Londres, Julho de 1852.



 


1. No texto original, lê-se Frankfort. [N.T.]


2. Marx traduz originalmente como “Minor Gods”. [N.T.] Aqui se refere a reinos alemães: Reuss, na região da Turíngia; Schlitz (aqui grafado como Schleitz), na região de Hesse; Greiz, na região da Turíngia; Lobenstein e Ebensdorf, também na Turíngia. Estas cidades-estado/reinos encontram-se no Centro-Leste alemão, provavelmente confederavam em torno de interesses mútuos. [N.R.]


3. Marx utiliza a expressão em referência à lenda do nó impossível de ser desfeito que Górdio da Frígia atara para prender sua carroça a um pilar no Templo de Zeus, cujo desatar deu-se por Alexandre o Grande, ao cortá-lo com sua espada. [N.R.]

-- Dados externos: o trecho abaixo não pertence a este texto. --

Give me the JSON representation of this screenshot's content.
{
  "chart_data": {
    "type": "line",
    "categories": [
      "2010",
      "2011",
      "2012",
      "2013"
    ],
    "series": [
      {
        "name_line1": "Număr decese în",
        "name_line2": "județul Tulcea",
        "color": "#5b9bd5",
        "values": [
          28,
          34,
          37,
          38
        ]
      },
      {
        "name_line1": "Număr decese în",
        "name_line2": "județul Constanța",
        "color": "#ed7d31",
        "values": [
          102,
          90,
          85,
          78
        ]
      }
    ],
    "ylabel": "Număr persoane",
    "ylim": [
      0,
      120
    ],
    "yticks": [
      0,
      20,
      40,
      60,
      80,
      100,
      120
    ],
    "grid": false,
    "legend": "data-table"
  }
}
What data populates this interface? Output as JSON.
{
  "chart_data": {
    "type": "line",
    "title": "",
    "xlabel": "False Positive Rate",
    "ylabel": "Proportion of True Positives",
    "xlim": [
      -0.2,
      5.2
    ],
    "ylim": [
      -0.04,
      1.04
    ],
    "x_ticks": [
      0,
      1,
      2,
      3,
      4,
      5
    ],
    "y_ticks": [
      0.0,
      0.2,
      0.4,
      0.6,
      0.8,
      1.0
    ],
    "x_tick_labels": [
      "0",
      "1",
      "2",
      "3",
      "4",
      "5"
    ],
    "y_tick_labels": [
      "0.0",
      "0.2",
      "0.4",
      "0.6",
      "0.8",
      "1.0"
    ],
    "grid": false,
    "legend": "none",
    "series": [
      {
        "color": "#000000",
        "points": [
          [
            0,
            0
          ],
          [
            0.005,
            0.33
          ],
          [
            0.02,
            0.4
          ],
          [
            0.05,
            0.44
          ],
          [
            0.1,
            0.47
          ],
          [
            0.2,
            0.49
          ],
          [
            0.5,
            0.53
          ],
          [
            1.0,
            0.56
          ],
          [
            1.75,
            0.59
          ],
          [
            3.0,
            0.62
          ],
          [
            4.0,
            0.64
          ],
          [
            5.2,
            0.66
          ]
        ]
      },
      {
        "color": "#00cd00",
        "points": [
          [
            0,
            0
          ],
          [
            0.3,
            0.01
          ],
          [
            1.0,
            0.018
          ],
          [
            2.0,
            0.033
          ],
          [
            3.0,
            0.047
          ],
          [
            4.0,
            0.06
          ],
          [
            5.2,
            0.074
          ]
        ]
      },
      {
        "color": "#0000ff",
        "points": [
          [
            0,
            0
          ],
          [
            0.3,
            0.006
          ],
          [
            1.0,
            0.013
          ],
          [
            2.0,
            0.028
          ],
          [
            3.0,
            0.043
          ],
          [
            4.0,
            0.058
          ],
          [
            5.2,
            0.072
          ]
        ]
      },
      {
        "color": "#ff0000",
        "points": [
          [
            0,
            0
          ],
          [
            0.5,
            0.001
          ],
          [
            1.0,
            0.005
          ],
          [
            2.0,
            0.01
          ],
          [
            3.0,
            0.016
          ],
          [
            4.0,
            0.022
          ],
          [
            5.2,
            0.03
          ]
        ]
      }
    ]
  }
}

4. No texto original: German Diet. Também traduzido por Parlamento Alemão, da terminologia política inglesa “Diet”: Assembleia/Parlamento. Marx refere-se à legislação do Sacro Império Romano-Germânico, dissolvido em 1806, não sendo, portanto, um parlamento moderno, mas a congregação das entidades políticas componentes do Império, que gozavam de autonomia entre si, conforme a origem medieval da legislatura. [N.R.]


5. O reino austríaco possuía alta relevância para a unidade alemã, não apenas por sua extensão geográfica, mas essencialmente por sua influência política herdade do extinto Sacro Império Romano-Germânico, cuja capital era Viena. [N.R.]


6. Marx refere-se ao grupo de monarquistas franceses partidários da reconciliação da monarquia com os ideais da revolução burguesa de 1789, durante a Restauração e a Monarquia de Julho. Entre seus expoentes políticos estiveram François Guizot e o Duque de Broglie. [N.R.]


7. No original: Maine Liquor Law. A Lei do Licor do estado do Maine (EUA) foi fruto dos movimentos de temperança nos EUA; restringiu fortemente o consumo e a venda de álcool, proibindo o consumo público de bebidas a partir de 1851. [N.R.]